Converting JSON the file to data frame
jsonfile<-fromJSON("https://raw.githubusercontent.com/Raji030/myjsondata_607/main/data_607.json")
myjson_data<-as.data.frame(jsonfile)
str(myjson_data)
## 'data.frame': 3 obs. of 5 variables:
## $ Title : chr "Applied Fluid Mechanics" "Fluid Mechanics with Engineering Applications" "Basics of Fluid Mechanics"
## $ Author :List of 3
## ..$ : chr "Robert L. Mott"
## ..$ : chr "Robert L. Daugherty" "Joseph B. Franzini" "E. John Finnemore"
## ..$ : chr "Genick Bar-Meir"
## $ Genre : chr "Education" "Education" "Education"
## $ First_Published: chr "1992" "1984" "2009"
## $ Price : chr "157.26" "174.33" "33.50"
Converting XML file to data frame
xmlfile<-getURL("https://raw.githubusercontent.com/Raji030/data_607_xmlfile/main/data607.xml")
xmllist<-xmlToList(xmlParse(xmlfile))
myxml_data <- ldply(xmllist, data.frame)
str(myxml_data)
## 'data.frame': 3 obs. of 8 variables:
## $ .id : chr "Book" "Book" "Book"
## $ Title : chr "Applied Fluid Mechanics" "Fluid Mechanics with Engineering Applications" "Basics of Fluid Mechanics"
## $ Author : chr "Robert L. Mott" "Robert L. Daugherty" "Genick Bar-Meir"
## $ Genre : chr "Education" "Education" "Education"
## $ First_Published: chr "1972" "1984" "2009"
## $ Price : chr "157.26" "174.33" "33.50"
## $ Author.1 : chr NA "Joseph B. Franzini" NA
## $ Author.2 : chr NA "E. John Finnemore" NA
Conclusion: The data frames are not identical for the three file
formats.
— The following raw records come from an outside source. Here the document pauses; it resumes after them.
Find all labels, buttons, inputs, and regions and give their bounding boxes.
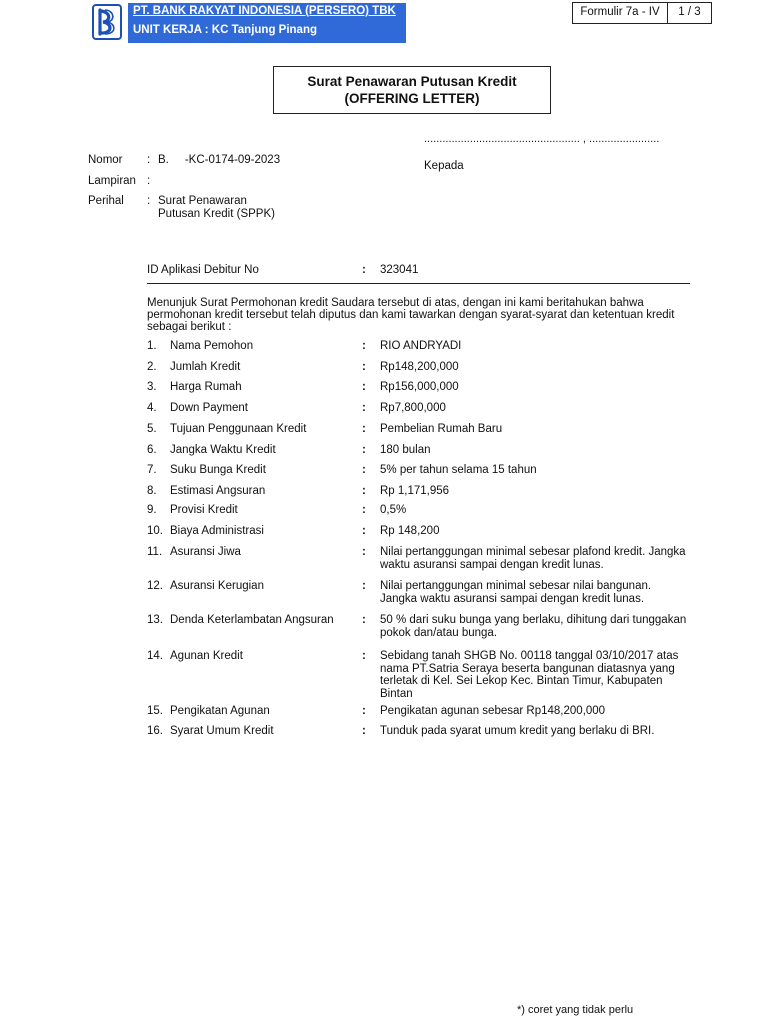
item-colon: : (362, 340, 366, 352)
item-value: Rp7,800,000 (380, 402, 446, 414)
page-number: 1 / 3 (678, 6, 701, 18)
item-label: Provisi Kredit (170, 504, 238, 516)
title-line-1: Surat Penawaran Putusan Kredit (307, 74, 517, 89)
form-code-box (572, 2, 712, 24)
item-value: Rp148,200,000 (380, 361, 459, 373)
item-label: Syarat Umum Kredit (170, 725, 274, 737)
item-value: Tunduk pada syarat umum kredit yang berlaku di BRI. (380, 725, 655, 737)
item-number: 10. (147, 525, 163, 537)
item-colon: : (362, 381, 366, 393)
document-title (273, 66, 551, 114)
header-band (128, 3, 406, 43)
item-number: 14. (147, 650, 163, 662)
item-label: Jumlah Kredit (170, 361, 241, 373)
item-number: 15. (147, 705, 163, 717)
item-colon: : (362, 444, 366, 456)
meta-label-nomor: Nomor (88, 154, 123, 166)
item-colon: : (362, 464, 366, 476)
item-number: 4. (147, 402, 157, 414)
item-number: 6. (147, 444, 157, 456)
item-value: Rp156,000,000 (380, 381, 459, 393)
meta-label-lampiran: Lampiran (88, 175, 136, 187)
item-value: 180 bulan (380, 444, 431, 456)
item-label: Agunan Kredit (170, 650, 243, 662)
item-label: Nama Pemohon (170, 340, 254, 352)
item-colon: : (362, 402, 366, 414)
item-label: Asuransi Kerugian (170, 580, 264, 592)
item-value: 5% per tahun selama 15 tahun (380, 464, 537, 476)
item-label: Asuransi Jiwa (170, 546, 241, 558)
intro-paragraph: Menunjuk Surat Permohonan kredit Saudara tersebut di atas, dengan ini kami beritahukan bahwa permohonan kredit tersebut telah diputus dan kami tawarkan dengan syarat-syarat dan ketentuan kredit sebagai berikut : (147, 297, 675, 333)
item-colon: : (362, 525, 366, 537)
item-value: Nilai pertanggungan minimal sebesar plafond kredit. Jangka waktu asuransi sampai dengan kredit lunas. (380, 546, 686, 571)
item-value: Pembelian Rumah Baru (380, 423, 503, 435)
item-colon: : (362, 485, 366, 497)
place-date-line: ................................................... , ....................... (424, 133, 660, 145)
meta-colon: : (147, 175, 151, 187)
item-colon: : (362, 705, 366, 717)
item-number: 7. (147, 464, 157, 476)
meta-label-perihal: Perihal (88, 195, 124, 207)
item-number: 9. (147, 504, 157, 516)
divider (147, 283, 690, 284)
item-colon: : (362, 504, 366, 516)
item-label: Tujuan Penggunaan Kredit (170, 423, 307, 435)
id-aplikasi-value: 323041 (380, 264, 419, 276)
item-colon: : (362, 614, 366, 626)
id-aplikasi-label: ID Aplikasi Debitur No (147, 264, 259, 276)
id-aplikasi-colon: : (362, 264, 366, 276)
recipient-label: Kepada (424, 160, 464, 172)
item-number: 16. (147, 725, 163, 737)
bri-logo-icon (92, 4, 122, 40)
item-value: Nilai pertanggungan minimal sebesar nilai bangunan. Jangka waktu asuransi sampai dengan kredit lunas. (380, 580, 652, 605)
item-label: Harga Rumah (170, 381, 242, 393)
item-value: RIO ANDRYADI (380, 340, 462, 352)
meta-value-nomor: B. -KC-0174-09-2023 (158, 154, 281, 166)
item-number: 5. (147, 423, 157, 435)
item-number: 2. (147, 361, 157, 373)
item-label: Denda Keterlambatan Angsuran (170, 614, 334, 626)
title-line-2: (OFFERING LETTER) (344, 91, 480, 106)
form-code: Formulir 7a - IV (573, 3, 668, 23)
item-value: Pengikatan agunan sebesar Rp148,200,000 (380, 705, 606, 717)
item-value: 0,5% (380, 504, 407, 516)
item-number: 8. (147, 485, 157, 497)
meta-value-perihal: Surat Penawaran Putusan Kredit (SPPK) (158, 195, 275, 220)
item-colon: : (362, 423, 366, 435)
item-colon: : (362, 580, 366, 592)
item-label: Down Payment (170, 402, 248, 414)
item-number: 3. (147, 381, 157, 393)
item-number: 12. (147, 580, 163, 592)
item-colon: : (362, 650, 366, 662)
item-value: Rp 148,200 (380, 525, 440, 537)
company-name: PT. BANK RAKYAT INDONESIA (PERSERO) TBK (133, 5, 396, 17)
item-label: Estimasi Angsuran (170, 485, 266, 497)
item-colon: : (362, 361, 366, 373)
item-value: Sebidang tanah SHGB No. 00118 tanggal 03/10/2017 atas nama PT.Satria Seraya beserta bangunan diatasnya yang terletak di Kel. Sei Lekop Kec. Bintan Timur, Kabupaten Bintan (380, 650, 679, 700)
item-number: 1. (147, 340, 157, 352)
item-label: Pengikatan Agunan (170, 705, 270, 717)
footnote: *) coret yang tidak perlu (517, 1004, 634, 1016)
item-value: Rp 1,171,956 (380, 485, 450, 497)
item-value: 50 % dari suku bunga yang berlaku, dihitung dari tunggakan pokok dan/atau bunga. (380, 614, 687, 639)
meta-colon: : (147, 195, 151, 207)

For the HTML and JSON file formats,though, both the data frames
contain 3 observations and 5 variables, but they are presenting their
author cloumns’ values in different class and ways. On the other hand,
the XML file format contains data frame with 3 observations and 8
variables.That data frame has been created with splitting the 3 author
names from one book into 3 different columns rather to showing the all 3
author names in a single column. Thus, each data frame has been created
in diffrent layouts.